7. The absolute magnetic field measurement device of claim 1, wherein the fitting is a least squares fit.

8. A method of making absolute magnetic field measurements using the absolute magnetic field measuring device of any of claims 1-7, comprising:

1) collecting a relative measurement value output by the triaxial superconducting quantum interferometer magnetometer and an absolute measurement value output by the triaxial fluxgate meter;

2) fitting the absolute measurement fitting value of the magnetic field environment by using the relative measurement value measured by the superconducting quantum interferometer magnetic sensor in each axial direction, so that the mean square error of the magnetic field fitting value and the absolute magnetic field value measured by the triaxial fluxgate meter is minimum;

3) and determining the absolute value of the magnetic field environment according to the relative measurement value measured by the three-axis superconducting quantum interferometer magnetometer and the direct current component in each fitted absolute measurement fitting value.

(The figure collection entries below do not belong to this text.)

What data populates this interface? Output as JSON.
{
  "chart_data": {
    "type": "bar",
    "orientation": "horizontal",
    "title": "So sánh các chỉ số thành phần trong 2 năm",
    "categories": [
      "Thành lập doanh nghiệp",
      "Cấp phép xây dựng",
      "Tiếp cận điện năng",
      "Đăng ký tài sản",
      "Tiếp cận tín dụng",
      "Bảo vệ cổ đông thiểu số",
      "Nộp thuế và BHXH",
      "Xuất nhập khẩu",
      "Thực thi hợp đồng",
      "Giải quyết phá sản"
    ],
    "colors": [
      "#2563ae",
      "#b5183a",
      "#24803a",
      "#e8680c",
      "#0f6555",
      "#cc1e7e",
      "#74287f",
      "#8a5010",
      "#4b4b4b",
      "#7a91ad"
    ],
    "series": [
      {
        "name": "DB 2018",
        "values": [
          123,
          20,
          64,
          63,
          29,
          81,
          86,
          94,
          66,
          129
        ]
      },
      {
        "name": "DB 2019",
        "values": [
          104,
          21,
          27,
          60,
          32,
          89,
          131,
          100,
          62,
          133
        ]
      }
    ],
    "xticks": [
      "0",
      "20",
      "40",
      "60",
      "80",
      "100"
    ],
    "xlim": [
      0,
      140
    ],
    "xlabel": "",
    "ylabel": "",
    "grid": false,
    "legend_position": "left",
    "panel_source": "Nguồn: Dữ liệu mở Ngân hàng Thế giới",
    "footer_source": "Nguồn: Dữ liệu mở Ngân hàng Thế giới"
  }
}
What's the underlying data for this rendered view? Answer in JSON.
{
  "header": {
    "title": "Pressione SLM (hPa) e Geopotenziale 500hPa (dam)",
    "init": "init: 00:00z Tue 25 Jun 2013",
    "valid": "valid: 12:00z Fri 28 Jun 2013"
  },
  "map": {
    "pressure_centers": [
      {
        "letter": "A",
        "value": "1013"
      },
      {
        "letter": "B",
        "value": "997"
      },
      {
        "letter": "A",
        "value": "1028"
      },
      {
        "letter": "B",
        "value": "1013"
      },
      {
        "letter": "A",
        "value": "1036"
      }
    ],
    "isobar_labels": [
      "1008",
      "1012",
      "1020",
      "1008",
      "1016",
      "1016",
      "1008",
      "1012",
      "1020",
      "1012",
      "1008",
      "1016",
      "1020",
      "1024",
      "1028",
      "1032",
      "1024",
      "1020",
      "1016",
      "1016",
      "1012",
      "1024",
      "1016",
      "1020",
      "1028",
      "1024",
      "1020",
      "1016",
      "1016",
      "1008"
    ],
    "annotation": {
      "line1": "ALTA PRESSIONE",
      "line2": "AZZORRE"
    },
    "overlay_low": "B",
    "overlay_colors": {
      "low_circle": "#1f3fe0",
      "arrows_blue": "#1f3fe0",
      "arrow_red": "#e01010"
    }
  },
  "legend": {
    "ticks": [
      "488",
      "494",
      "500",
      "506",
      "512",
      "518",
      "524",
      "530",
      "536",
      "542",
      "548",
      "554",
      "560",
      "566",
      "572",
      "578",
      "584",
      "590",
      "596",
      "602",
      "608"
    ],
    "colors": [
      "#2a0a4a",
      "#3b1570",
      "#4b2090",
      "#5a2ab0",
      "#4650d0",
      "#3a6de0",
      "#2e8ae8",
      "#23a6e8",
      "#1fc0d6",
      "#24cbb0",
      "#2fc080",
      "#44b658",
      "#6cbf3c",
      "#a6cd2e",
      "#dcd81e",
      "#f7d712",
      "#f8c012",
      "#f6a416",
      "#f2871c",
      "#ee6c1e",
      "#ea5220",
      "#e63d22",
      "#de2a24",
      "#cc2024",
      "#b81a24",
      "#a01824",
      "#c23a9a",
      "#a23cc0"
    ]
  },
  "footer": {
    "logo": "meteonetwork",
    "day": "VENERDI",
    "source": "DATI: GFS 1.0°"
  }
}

9. The method of absolute magnetic field measurement according to claim 8, wherein the step 2) comprises:

using formulasAnd fitting the absolute measurement fitting value of the magnetic field environment by using the relative measurement values of the triaxial superconducting quantum interferometer magnetometer acquired for multiple times in each axial direction to ensure that the mean square error of the magnetic field fitting value and the absolute magnetic field value measured by the triaxial fluxgate meter is minimum, wherein,for absolute measured fit, M, for one of the X, Y, Z axes_sx、M_sy、M_szRelative measured values, alpha, measured by three axial superconducting quantum interference device magnetic sensors_i、β_i、γ_iRespectively X, Y, Z axial direction, K_iA direct current component in one of the X, Y, Z axial directions;

the step 3) comprises the following steps: and using the formula (M)_sx+K_x)、(M_sy+K_y)、(M_sz+K_z) Respectively obtaining the absolute values of the magnetic fields of the three axes; wherein M is the absolute value obtained, K_x、K_y、K_zRespectively, the fitted three axial direct current components.

10. A method of absolute magnetic field measurement according to claim 8 or 9 wherein the fitting is a least squares fit.